When Sentra woke the next morning, he donned the red of the God of War and took holy orders in his command tent.  When he conquered that day, it was with the name of the Red Lord on his lips, and soon thereafter, he sent an emissary to the Black Dwarves.  
The rest, as they say, is history.

[1] I learned on Wikipedia this morning that there were actually several versions of the trinity in Roman mythology.  The one I intend to use is the ancient one, occupied by Jupiter, the all-father and god of the sky, Mars, the god of war, and another indo-European god named Quirinus, who was somehow also a god of war.  
In this fictional version, I’m going to replace Quirinus with a god of politics and/or economics to give this thing a callback to the work ofClausewitz--if I can find one that’s appropriate.


  1. Dude, I would totally read more about this. Well done.

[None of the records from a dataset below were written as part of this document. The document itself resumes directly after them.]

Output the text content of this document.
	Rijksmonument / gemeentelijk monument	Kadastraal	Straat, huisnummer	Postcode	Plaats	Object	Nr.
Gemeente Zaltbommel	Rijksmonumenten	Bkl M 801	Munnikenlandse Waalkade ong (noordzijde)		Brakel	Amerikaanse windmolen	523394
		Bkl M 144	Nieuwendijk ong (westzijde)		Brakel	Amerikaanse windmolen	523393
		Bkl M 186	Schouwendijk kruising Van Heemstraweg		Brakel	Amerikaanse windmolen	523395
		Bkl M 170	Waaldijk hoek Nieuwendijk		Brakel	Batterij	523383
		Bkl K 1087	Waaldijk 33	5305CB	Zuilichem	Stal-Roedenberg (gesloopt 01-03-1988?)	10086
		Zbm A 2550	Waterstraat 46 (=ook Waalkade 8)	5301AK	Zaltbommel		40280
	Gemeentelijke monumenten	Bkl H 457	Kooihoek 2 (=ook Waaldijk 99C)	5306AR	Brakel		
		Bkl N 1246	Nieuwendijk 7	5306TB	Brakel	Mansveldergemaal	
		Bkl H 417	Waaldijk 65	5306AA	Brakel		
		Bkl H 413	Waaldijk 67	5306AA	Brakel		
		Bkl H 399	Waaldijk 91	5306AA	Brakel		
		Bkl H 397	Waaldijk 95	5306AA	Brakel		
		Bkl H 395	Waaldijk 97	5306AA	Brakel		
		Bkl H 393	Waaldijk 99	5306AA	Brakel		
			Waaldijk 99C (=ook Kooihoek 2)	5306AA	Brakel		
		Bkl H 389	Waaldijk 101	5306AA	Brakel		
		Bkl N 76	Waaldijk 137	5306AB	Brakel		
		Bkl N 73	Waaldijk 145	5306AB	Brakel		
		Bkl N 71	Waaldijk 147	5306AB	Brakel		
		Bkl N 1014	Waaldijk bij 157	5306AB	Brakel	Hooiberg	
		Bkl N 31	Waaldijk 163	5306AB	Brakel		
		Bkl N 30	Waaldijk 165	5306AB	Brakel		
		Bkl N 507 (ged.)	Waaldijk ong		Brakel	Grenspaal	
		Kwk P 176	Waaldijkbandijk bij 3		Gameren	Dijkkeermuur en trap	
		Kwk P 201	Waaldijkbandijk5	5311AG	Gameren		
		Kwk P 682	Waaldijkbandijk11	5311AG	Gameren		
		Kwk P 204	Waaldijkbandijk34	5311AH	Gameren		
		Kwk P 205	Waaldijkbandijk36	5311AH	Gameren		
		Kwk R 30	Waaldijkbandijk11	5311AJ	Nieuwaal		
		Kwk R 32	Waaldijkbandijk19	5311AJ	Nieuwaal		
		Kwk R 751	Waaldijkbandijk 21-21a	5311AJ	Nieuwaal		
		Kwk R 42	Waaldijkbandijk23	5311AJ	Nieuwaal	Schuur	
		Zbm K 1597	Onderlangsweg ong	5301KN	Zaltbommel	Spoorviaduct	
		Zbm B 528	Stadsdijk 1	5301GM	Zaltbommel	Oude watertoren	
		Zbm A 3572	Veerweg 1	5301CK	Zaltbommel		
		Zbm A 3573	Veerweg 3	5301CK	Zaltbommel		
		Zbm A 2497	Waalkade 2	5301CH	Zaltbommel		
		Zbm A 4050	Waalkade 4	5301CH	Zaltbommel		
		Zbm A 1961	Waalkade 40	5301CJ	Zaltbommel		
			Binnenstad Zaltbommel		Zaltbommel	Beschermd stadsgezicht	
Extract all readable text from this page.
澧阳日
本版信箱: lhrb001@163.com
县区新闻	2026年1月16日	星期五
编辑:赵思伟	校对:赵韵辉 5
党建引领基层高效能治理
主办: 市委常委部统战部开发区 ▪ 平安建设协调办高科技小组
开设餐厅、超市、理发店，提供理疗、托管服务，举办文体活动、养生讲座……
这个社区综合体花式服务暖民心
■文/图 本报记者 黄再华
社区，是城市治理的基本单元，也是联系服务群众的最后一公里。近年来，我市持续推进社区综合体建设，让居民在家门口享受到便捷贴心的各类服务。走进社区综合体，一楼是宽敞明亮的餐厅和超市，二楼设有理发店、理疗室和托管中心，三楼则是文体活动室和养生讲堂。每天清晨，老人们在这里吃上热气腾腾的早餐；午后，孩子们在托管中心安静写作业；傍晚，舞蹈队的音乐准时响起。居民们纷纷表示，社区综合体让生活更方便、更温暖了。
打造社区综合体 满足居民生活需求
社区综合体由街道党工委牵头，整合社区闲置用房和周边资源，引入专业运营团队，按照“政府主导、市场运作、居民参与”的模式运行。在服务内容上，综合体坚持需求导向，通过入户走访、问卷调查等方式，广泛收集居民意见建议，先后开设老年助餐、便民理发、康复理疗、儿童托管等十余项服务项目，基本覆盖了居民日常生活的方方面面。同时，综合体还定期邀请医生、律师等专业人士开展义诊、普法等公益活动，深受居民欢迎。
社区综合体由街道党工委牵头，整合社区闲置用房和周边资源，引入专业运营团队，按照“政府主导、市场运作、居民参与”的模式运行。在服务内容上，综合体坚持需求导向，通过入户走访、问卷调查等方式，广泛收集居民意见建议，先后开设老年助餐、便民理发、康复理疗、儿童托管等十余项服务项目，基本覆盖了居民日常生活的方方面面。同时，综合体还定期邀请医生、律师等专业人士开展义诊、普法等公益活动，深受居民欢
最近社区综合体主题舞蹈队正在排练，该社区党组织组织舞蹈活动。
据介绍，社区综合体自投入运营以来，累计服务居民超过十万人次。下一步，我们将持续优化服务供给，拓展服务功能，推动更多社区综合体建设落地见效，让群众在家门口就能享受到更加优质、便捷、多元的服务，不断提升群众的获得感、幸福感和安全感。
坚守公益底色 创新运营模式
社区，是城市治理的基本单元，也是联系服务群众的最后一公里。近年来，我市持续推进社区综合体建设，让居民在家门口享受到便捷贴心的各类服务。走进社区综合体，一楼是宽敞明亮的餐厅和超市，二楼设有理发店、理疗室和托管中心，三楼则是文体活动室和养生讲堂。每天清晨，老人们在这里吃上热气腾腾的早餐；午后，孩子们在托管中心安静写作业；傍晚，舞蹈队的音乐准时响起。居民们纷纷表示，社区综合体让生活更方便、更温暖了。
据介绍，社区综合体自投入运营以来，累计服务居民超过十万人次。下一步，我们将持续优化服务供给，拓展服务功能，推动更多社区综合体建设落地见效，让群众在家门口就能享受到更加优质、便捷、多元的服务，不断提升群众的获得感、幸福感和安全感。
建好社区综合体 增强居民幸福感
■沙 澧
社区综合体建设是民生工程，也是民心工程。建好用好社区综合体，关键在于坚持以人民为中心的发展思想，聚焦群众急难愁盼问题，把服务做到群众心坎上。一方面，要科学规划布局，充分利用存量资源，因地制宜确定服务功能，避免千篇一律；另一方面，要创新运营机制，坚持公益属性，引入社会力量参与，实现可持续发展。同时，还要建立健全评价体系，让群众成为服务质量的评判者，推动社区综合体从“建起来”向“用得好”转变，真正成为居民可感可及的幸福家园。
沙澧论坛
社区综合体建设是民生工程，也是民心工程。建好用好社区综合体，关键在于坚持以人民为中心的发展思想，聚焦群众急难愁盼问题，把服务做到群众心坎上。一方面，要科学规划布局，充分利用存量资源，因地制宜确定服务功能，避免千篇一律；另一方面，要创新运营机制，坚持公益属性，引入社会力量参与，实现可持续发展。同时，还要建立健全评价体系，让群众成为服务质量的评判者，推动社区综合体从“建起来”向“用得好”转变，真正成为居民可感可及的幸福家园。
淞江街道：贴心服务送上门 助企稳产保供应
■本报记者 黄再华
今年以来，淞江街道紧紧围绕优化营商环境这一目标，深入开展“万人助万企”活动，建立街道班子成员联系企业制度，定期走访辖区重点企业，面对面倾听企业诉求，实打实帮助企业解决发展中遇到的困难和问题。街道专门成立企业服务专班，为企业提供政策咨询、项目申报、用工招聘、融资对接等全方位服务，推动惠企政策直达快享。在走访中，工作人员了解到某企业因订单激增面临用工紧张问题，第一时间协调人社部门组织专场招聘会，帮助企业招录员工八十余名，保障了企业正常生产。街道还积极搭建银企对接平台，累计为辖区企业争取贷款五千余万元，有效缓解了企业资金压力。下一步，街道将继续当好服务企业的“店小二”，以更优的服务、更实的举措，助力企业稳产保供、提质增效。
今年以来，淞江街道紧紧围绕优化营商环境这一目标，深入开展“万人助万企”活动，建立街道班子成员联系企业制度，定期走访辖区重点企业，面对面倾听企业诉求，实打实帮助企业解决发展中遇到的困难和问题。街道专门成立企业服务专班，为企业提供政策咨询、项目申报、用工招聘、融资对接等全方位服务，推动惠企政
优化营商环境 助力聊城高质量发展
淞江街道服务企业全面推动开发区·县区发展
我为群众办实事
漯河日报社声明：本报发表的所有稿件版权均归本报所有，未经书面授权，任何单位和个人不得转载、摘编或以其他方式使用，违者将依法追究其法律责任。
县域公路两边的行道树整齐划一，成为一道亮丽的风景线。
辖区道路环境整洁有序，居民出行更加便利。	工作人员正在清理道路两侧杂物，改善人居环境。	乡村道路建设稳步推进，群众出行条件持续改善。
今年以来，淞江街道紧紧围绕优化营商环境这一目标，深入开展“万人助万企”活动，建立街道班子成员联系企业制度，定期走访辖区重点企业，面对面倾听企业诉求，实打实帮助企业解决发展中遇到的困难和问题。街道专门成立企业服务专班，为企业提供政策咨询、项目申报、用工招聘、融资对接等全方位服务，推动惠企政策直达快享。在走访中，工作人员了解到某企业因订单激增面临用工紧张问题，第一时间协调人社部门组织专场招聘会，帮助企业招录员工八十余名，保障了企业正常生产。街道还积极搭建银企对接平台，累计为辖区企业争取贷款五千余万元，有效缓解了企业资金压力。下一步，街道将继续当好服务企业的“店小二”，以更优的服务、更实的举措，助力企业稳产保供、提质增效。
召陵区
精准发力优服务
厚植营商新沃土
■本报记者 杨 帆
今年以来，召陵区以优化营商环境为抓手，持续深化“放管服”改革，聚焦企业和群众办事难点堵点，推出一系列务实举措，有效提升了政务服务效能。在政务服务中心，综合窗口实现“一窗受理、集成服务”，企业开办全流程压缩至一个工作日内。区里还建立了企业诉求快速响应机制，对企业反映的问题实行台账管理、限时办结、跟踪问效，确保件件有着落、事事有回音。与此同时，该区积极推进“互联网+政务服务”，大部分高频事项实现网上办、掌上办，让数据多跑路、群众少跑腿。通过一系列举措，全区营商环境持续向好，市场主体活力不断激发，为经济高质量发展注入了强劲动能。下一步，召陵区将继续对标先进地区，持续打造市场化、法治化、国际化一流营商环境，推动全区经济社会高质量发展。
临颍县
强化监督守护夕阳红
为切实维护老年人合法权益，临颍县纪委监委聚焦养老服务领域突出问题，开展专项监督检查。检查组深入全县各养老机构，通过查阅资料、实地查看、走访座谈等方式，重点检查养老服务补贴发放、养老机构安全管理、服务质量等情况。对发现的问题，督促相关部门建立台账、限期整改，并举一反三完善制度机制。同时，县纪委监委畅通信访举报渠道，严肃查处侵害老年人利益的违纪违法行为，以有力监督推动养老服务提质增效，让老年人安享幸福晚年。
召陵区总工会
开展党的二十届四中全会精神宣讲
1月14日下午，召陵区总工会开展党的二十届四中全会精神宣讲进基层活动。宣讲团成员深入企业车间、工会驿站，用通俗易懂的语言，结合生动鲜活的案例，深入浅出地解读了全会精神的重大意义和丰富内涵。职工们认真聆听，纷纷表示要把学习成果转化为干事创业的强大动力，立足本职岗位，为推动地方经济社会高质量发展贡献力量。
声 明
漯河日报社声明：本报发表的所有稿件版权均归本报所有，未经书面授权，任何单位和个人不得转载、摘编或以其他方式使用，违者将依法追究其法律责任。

    BTW, I think the Red She-Hulk book was pretty good too though I was underwhelmed with the Tesla connection. It read, to me, like the writer always wanted to tell a Tesla story and was like, here's my chance. Sadly, I think they're going to announce this weekend, the cancellation of RSH. :(

  2. Thanks Alan. I've been thinking about building out the world a little and then using it as the campaign setting for a D&D Next Solo Adventure. The one I wrote for 4e is BY FAR the most visited bit on this blog, so it would likely generate substantial traffic. But they take a LONG time to write, and I'm not totally sure what all I have going here yet. So for the time-being, I'm writing for background.

    Typical for RSH. A girl-friendly book I can give to my kids? Forget about it. No wonder they're can long it.